И горделивым победным движением вскинув подбородок, направилась к выходу. Грановский же, никоим образом более не обозначивший своего отношения к возникшему конфликту, молча развернулся и вальяжно двинулся по проходу следом за женой.

– Все, Феодор Палыч, бенефис госпожи Туркаевой закончился, вы смело можете идти по своим делам, – усмехнувшись, напомнила переминавшемуся с ноги на ногу Золотову Глафира.

– Да-да, – словно спохватившись, согласился тот и дружелюбно, как ни в чем не бывало улыбнувшись ей, торопливо, почти бегом, заспешил к другому выходу из зала. А Глафира, устало опустилась в кресло, откинулась на спинку и позволила себя тяжкий вздох.

Как же ее достала эта хренотень!

Конечно, понятно, что актеры, да и сама постановка, что называется, «застоялись» за время вынужденного сидения по домам в период карантина. И хотя они не прекращали репетиции по Интернету в режиме конференции, но театральный спектакль не творится удаленно, это все равно что зубы по телевизору лечить.

Ткань постановки, нерв любого спектакля рождаются и творятся во время репетиций на сцене, в живой игре, в обмене актерами мощностью своего таланта и энергии, в умении чутко реагировать друг на друга, входить в одно на всех состояние творчества. Так рождается энергетика пьесы… А потом уж, когда спектакль, что называется, сделан, можно хоть онлайн транслировать, хоть записывать и бесконечно прокручивать видео.

Но все планы пошли лесом, когда возникли обстоятельства неодолимой силы, именуемые коронавирусом.

Только они начали в феврале работу над спектаклем, только художники принялись за разработку декораций и костюмов, только актеры приступили к вычитке текста, как нате вам, получите – все на, будь она неладна, самоизоляцию! Начав с так называемых культурно-массовых мест, театральных работников загнали в первую очередь.

А уж потом, где-то через неделю, объявили и всеобщий карантин.

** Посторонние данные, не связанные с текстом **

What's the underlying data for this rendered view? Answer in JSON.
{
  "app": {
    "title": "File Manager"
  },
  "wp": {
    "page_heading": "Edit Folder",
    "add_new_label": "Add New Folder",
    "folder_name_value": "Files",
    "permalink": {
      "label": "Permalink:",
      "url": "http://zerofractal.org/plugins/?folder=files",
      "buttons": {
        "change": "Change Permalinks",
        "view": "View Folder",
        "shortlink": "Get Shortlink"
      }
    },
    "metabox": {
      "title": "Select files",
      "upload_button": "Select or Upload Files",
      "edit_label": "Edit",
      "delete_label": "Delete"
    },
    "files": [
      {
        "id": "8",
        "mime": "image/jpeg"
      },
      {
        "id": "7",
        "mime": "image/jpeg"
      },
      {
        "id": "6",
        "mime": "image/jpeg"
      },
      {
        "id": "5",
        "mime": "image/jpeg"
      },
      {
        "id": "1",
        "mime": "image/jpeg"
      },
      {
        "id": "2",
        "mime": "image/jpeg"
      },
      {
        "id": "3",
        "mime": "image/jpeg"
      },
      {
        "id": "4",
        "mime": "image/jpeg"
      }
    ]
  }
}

И вот наконец выпустили из изоляции, словно шпану хулиганистую из околотка на свободу. От переизбытка накопившейся энергии и некоторой доли отупления и откровенного расслабона, от сидения взаперти актеры бесконечно лажали, никак не могли сыграться, войти в нужный ритм постановки, ленились и халтурили. Но Глафире удалось-таки загнать их твердой волей в нужный режим работы. Не без проблем, понятное дело, но все же достаточно скоро процесс наладился и пошел, если бы не Туркаева.

Эльвира Аркадьевна восприняла неожиданное появление нанятого на постановку конкретной пьесы режиссера Глафиры Пересветовой почти как личное оскорбление и встретила ту откровенным пренебрежением.

И как ни просила Глаша Грановского не ставить Туркаеву на главную роль, как ни обосновывала свое нежелание работать с примой, заранее понимая, что не будет у них контакта и нормальной слаженной работы, Тихон Анатольевич таки «продавил» это свое решение. Настоял, упросил, уговорил хотя бы попробовать.

Вот она и попробовала на свою голову, дала слабину.

Нет, никто не спорит и не станет отрицать, что Туркаева выдающаяся актриса без всяких сомнений, совершенно обоснованно получившая звание «заслуженная артистка России». Ведущая прима главного краевого Театра драмы и комедии, при появлении которой на сцене зал взрывался бурными аплодисментами. Любимица местного бомонда и руководителей края. Звезда, одним словом.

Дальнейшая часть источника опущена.